※本記事は日本レスリング協会に掲載されていたものです。
(文・撮影=樋口郁夫)
新人選手権を含めて初のタイトルを獲得した伊藤昌(国士舘大)
世界選手権代表の山本泰輝(拓大)が3回戦で敗れた125kg級は、伏兵的な存在だった伊藤昌(国士舘大)が優勝。学生最後の大会で、高校(秋田・五城目高)時代から通じて初の全国タイトルを獲得した。国士舘大からは2012年(嶋田大育=74kg級、葈澤謙=84kg級)以来、5年ぶりのチャンピオン誕生となった。

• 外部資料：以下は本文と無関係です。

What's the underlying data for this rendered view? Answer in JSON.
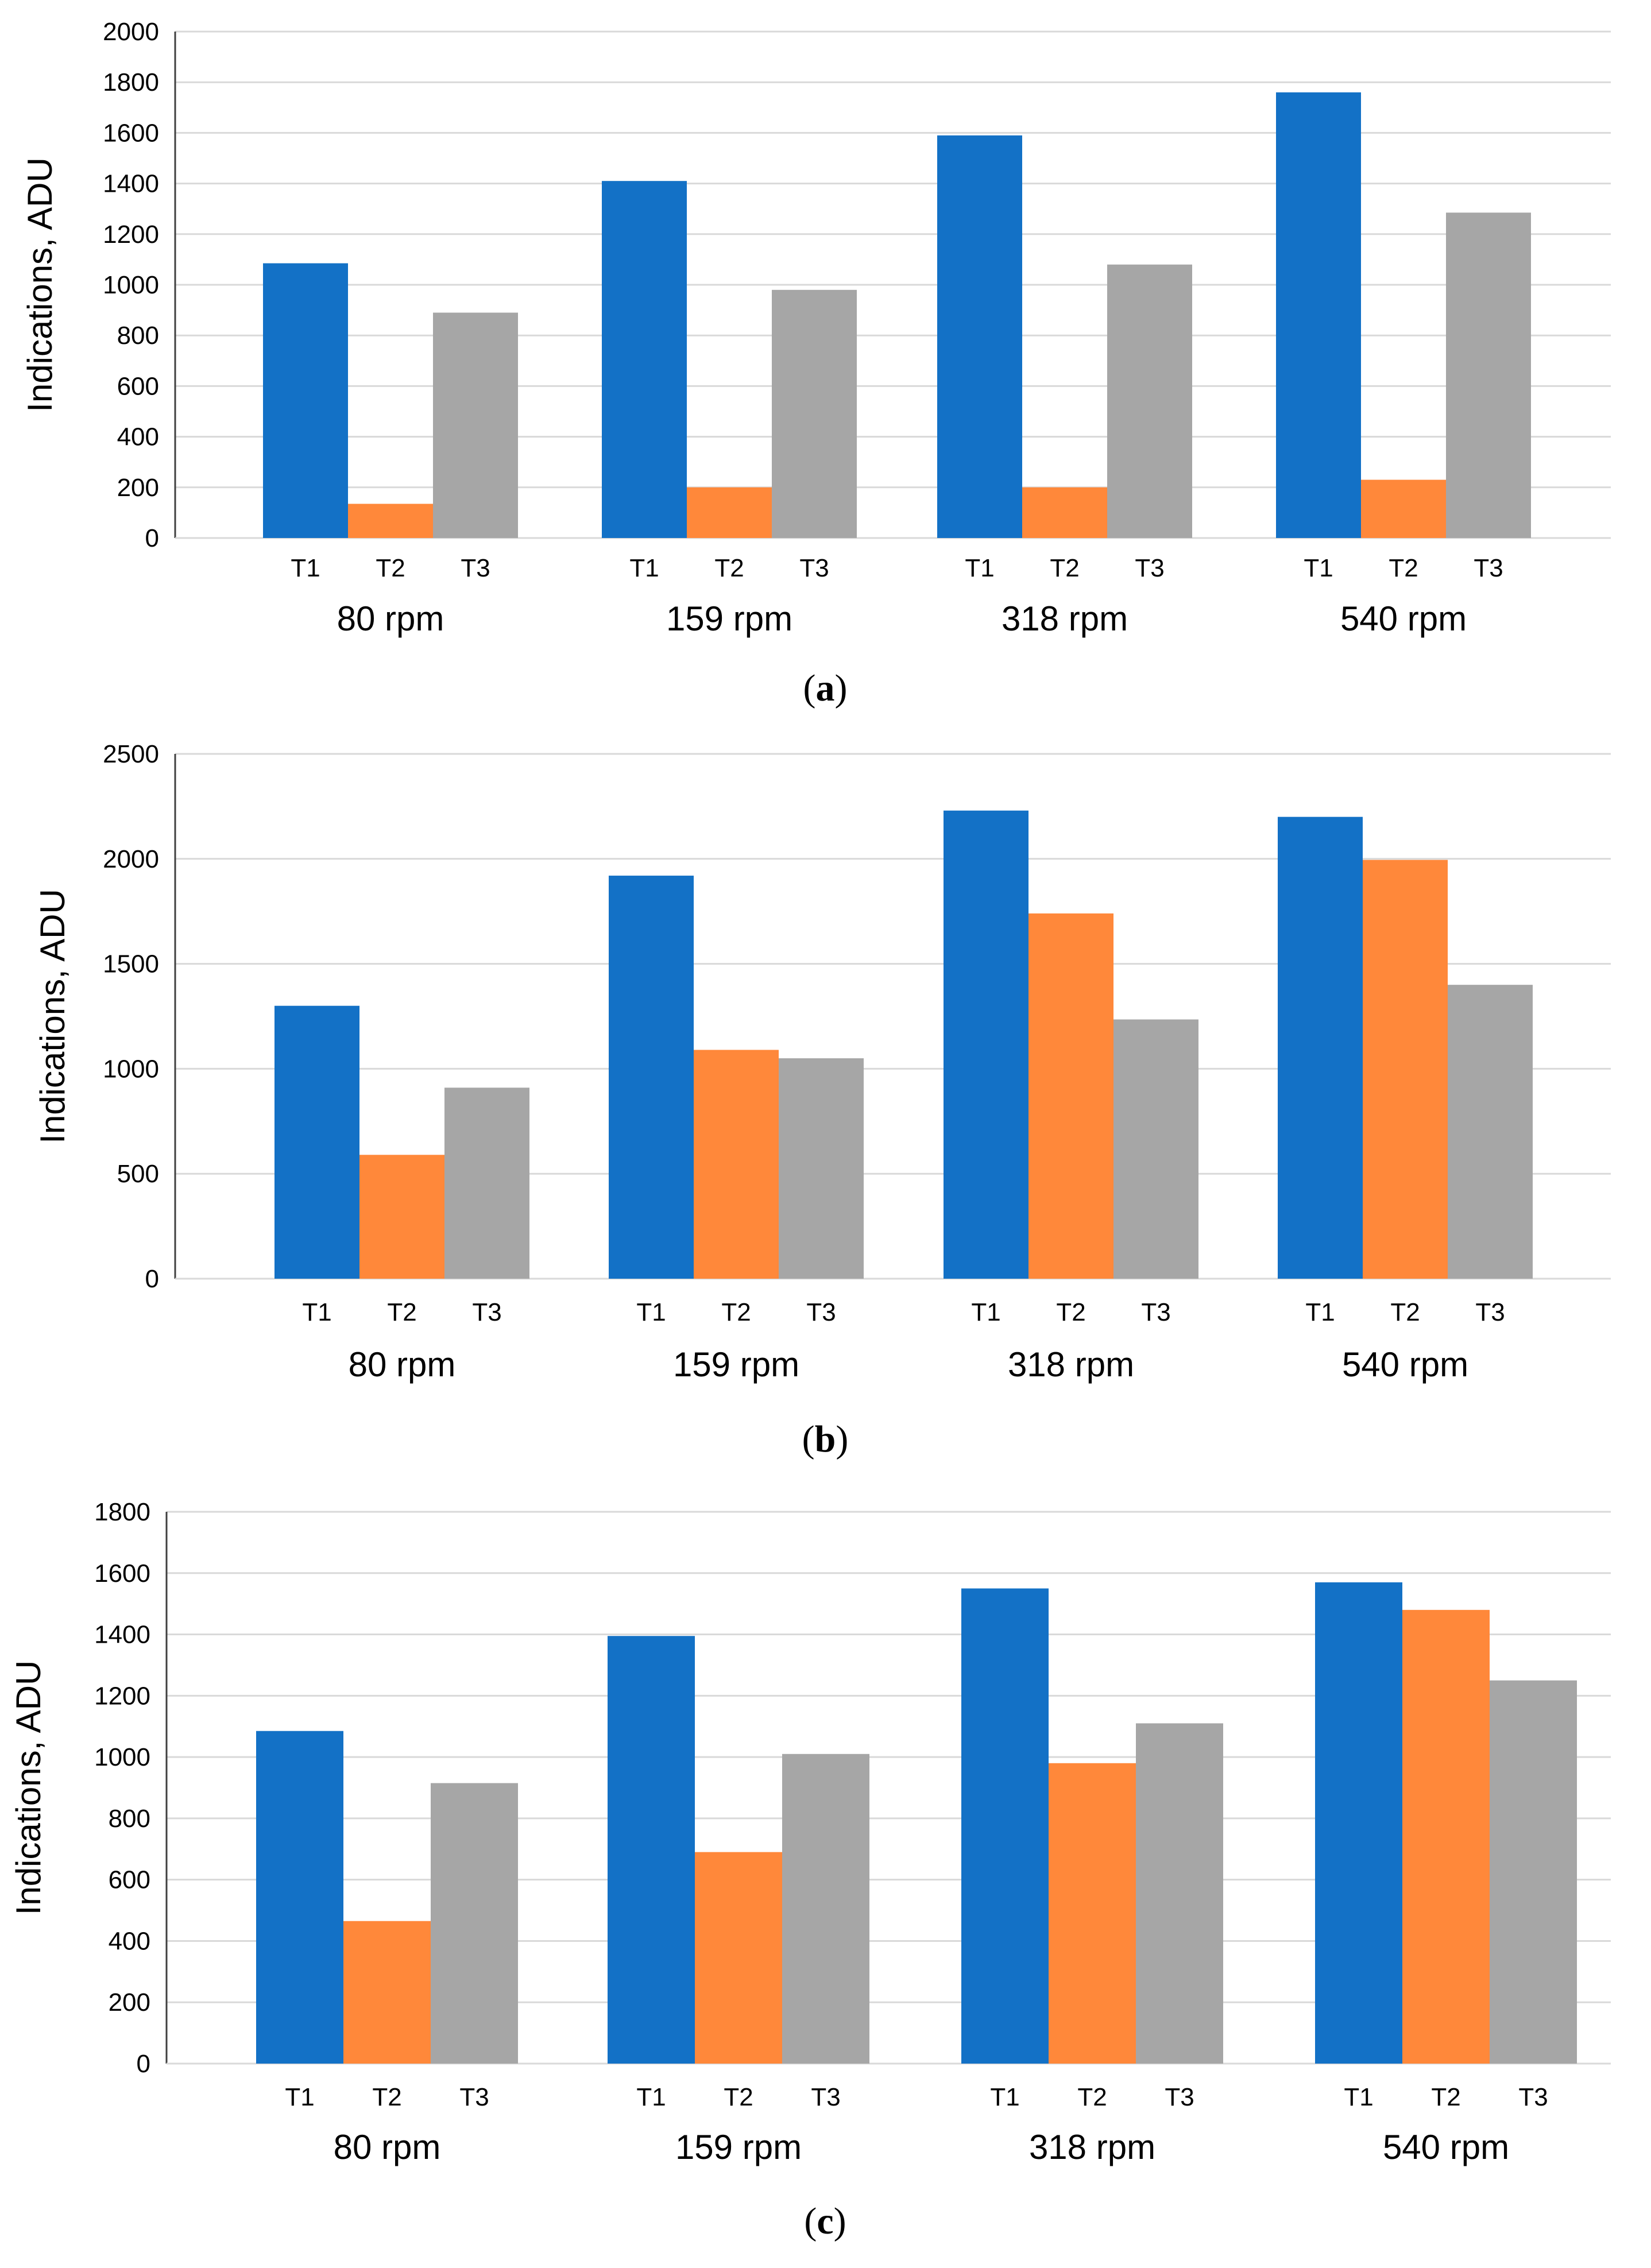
{
  "colors": {
    "T1": "#1371c6",
    "T2": "#ff883a",
    "T3": "#a6a6a6"
  },
  "chart_data": [
    {
      "type": "bar",
      "panel": "a",
      "caption": "(a)",
      "ylabel": "Indications, ADU",
      "ylim": [
        0,
        2000
      ],
      "yticks": [
        "0",
        "200",
        "400",
        "600",
        "800",
        "1000",
        "1200",
        "1400",
        "1600",
        "1800",
        "2000"
      ],
      "categories": [
        "80 rpm",
        "159 rpm",
        "318 rpm",
        "540 rpm"
      ],
      "series": [
        {
          "name": "T1",
          "values": [
            1085,
            1410,
            1590,
            1760
          ]
        },
        {
          "name": "T2",
          "values": [
            135,
            200,
            200,
            230
          ]
        },
        {
          "name": "T3",
          "values": [
            890,
            980,
            1080,
            1285
          ]
        }
      ]
    },
    {
      "type": "bar",
      "panel": "b",
      "caption": "(b)",
      "ylabel": "Indications, ADU",
      "ylim": [
        0,
        2500
      ],
      "yticks": [
        "0",
        "500",
        "1000",
        "1500",
        "2000",
        "2500"
      ],
      "categories": [
        "80 rpm",
        "159 rpm",
        "318 rpm",
        "540 rpm"
      ],
      "series": [
        {
          "name": "T1",
          "values": [
            1300,
            1920,
            2230,
            2200
          ]
        },
        {
          "name": "T2",
          "values": [
            590,
            1090,
            1740,
            1995
          ]
        },
        {
          "name": "T3",
          "values": [
            910,
            1050,
            1235,
            1400
          ]
        }
      ]
    },
    {
      "type": "bar",
      "panel": "c",
      "caption": "(c)",
      "ylabel": "Indications, ADU",
      "ylim": [
        0,
        1800
      ],
      "yticks": [
        "0",
        "200",
        "400",
        "600",
        "800",
        "1000",
        "1200",
        "1400",
        "1600",
        "1800"
      ],
      "categories": [
        "80 rpm",
        "159 rpm",
        "318 rpm",
        "540 rpm"
      ],
      "series": [
        {
          "name": "T1",
          "values": [
            1085,
            1395,
            1550,
            1570
          ]
        },
        {
          "name": "T2",
          "values": [
            465,
            690,
            980,
            1480
          ]
        },
        {
          "name": "T3",
          "values": [
            915,
            1010,
            1110,
            1250
          ]
        }
      ]
    }
  ]
}
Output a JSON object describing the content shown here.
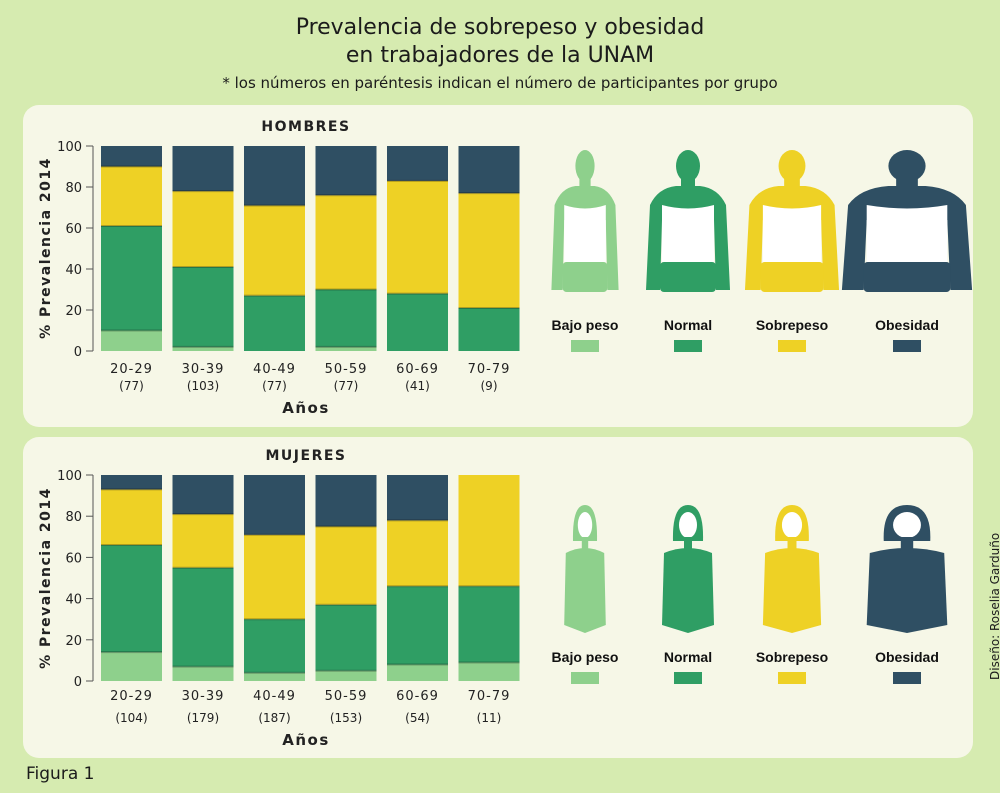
{
  "header": {
    "title_line1": "Prevalencia de sobrepeso y obesidad",
    "title_line2": "en trabajadores de la UNAM",
    "note": "* los números en paréntesis indican el número de participantes por grupo"
  },
  "figure_label": "Figura 1",
  "credit": "Diseño: Roselia Garduño",
  "colors": {
    "bajo_peso": "#8ed08c",
    "normal": "#2f9e64",
    "sobrepeso": "#eed125",
    "obesidad": "#2f4f63"
  },
  "legend": [
    {
      "key": "bajo_peso",
      "label": "Bajo peso",
      "icon": "underweight-figure-icon"
    },
    {
      "key": "normal",
      "label": "Normal",
      "icon": "normal-weight-figure-icon"
    },
    {
      "key": "sobrepeso",
      "label": "Sobrepeso",
      "icon": "overweight-figure-icon"
    },
    {
      "key": "obesidad",
      "label": "Obesidad",
      "icon": "obese-figure-icon"
    }
  ],
  "chart_data": [
    {
      "type": "bar",
      "stacked": true,
      "title": "HOMBRES",
      "xlabel": "Años",
      "ylabel": "% Prevalencia 2014",
      "ylim": [
        0,
        100
      ],
      "yticks": [
        "0",
        "20",
        "40",
        "60",
        "80",
        "100"
      ],
      "categories": [
        "20-29",
        "30-39",
        "40-49",
        "50-59",
        "60-69",
        "70-79"
      ],
      "n_labels": [
        "(77)",
        "(103)",
        "(77)",
        "(77)",
        "(41)",
        "(9)"
      ],
      "series": [
        {
          "name": "Bajo peso",
          "values": [
            10,
            2,
            0,
            2,
            0,
            0
          ]
        },
        {
          "name": "Normal",
          "values": [
            51,
            39,
            27,
            28,
            28,
            21
          ]
        },
        {
          "name": "Sobrepeso",
          "values": [
            29,
            37,
            44,
            46,
            55,
            56
          ]
        },
        {
          "name": "Obesidad",
          "values": [
            10,
            22,
            29,
            24,
            17,
            23
          ]
        }
      ]
    },
    {
      "type": "bar",
      "stacked": true,
      "title": "MUJERES",
      "xlabel": "Años",
      "ylabel": "% Prevalencia 2014",
      "ylim": [
        0,
        100
      ],
      "yticks": [
        "0",
        "20",
        "40",
        "60",
        "80",
        "100"
      ],
      "categories": [
        "20-29",
        "30-39",
        "40-49",
        "50-59",
        "60-69",
        "70-79"
      ],
      "n_labels": [
        "(104)",
        "(179)",
        "(187)",
        "(153)",
        "(54)",
        "(11)"
      ],
      "series": [
        {
          "name": "Bajo peso",
          "values": [
            14,
            7,
            4,
            5,
            8,
            9
          ]
        },
        {
          "name": "Normal",
          "values": [
            52,
            48,
            26,
            32,
            38,
            37
          ]
        },
        {
          "name": "Sobrepeso",
          "values": [
            27,
            26,
            41,
            38,
            32,
            54
          ]
        },
        {
          "name": "Obesidad",
          "values": [
            7,
            19,
            29,
            25,
            22,
            0
          ]
        }
      ]
    }
  ]
}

「初のタイトル。すごくうれしいです。学生最後の大会なので、自分のすべてを出し切ろうと思っていました」。決勝は西日本学生王者の山口直人(徳山大)が相手で、柔道で言う大外刈りを2度決め、2度目にしっかりとフォール。中学時代まで柔道をやっていて、こうした技が得意。この大会に向けても「しっかり練習していた」とのことで、勝ちパターンがぴったりはまっての優勝だった。
高校時代はJOC杯カデット・フリースタイル100kg級2位が最高で、高校の大会でのメダル獲得はなし。国士舘大へ進み、1・2年生の東日本学生新人選手権のグレローマン2位などの成績を残したが、優勝には手が届かず、フリースタイルではメダル圏外だった。「ポイントを取り切る力が足りなかったのだと思います」と振り返り、今回は最後まで粘り強く取りにいくことを心がけたという。
得意技で投げ、最後はしっかりフォール
大本命の山本が反対側のブロックで敗れた。「組み合わせがよかったので、最低でも決勝へ行く」という気持ちが、「決勝も勝つ」と変わった。その強い気持ちがよかったのか、終わってみれば4試合すべてでテクニカルフォールかフォールの圧勝優勝。奪われたポイントは決勝の場外ポイントによる1点のみ。「4年間、辛い時もありましたが、最後に結果を残せてよかったです」と、最高の最終学年となったようだ。
ただ、「全日本チャンピオンを破っての優勝でないので…」と、山本を破っての優勝でないことが引っ掛かる。「やはりチャンピオンを破っての優勝がほしい」とのことで、「自分の方が全然弱い。タックルを磨き、筋力アップをして全日本選手権で対戦したい」と話し、約40日後にもう一度勝負の時がやってくる。
卒業後は警視庁へ進み、できるところまでレスリングを続ける予定。スポーツ採用ではないため、レスリングだけをやるわけにはいかないが、「上を目指したい気持ちはあります。まだ頑張りたい」と結んだ。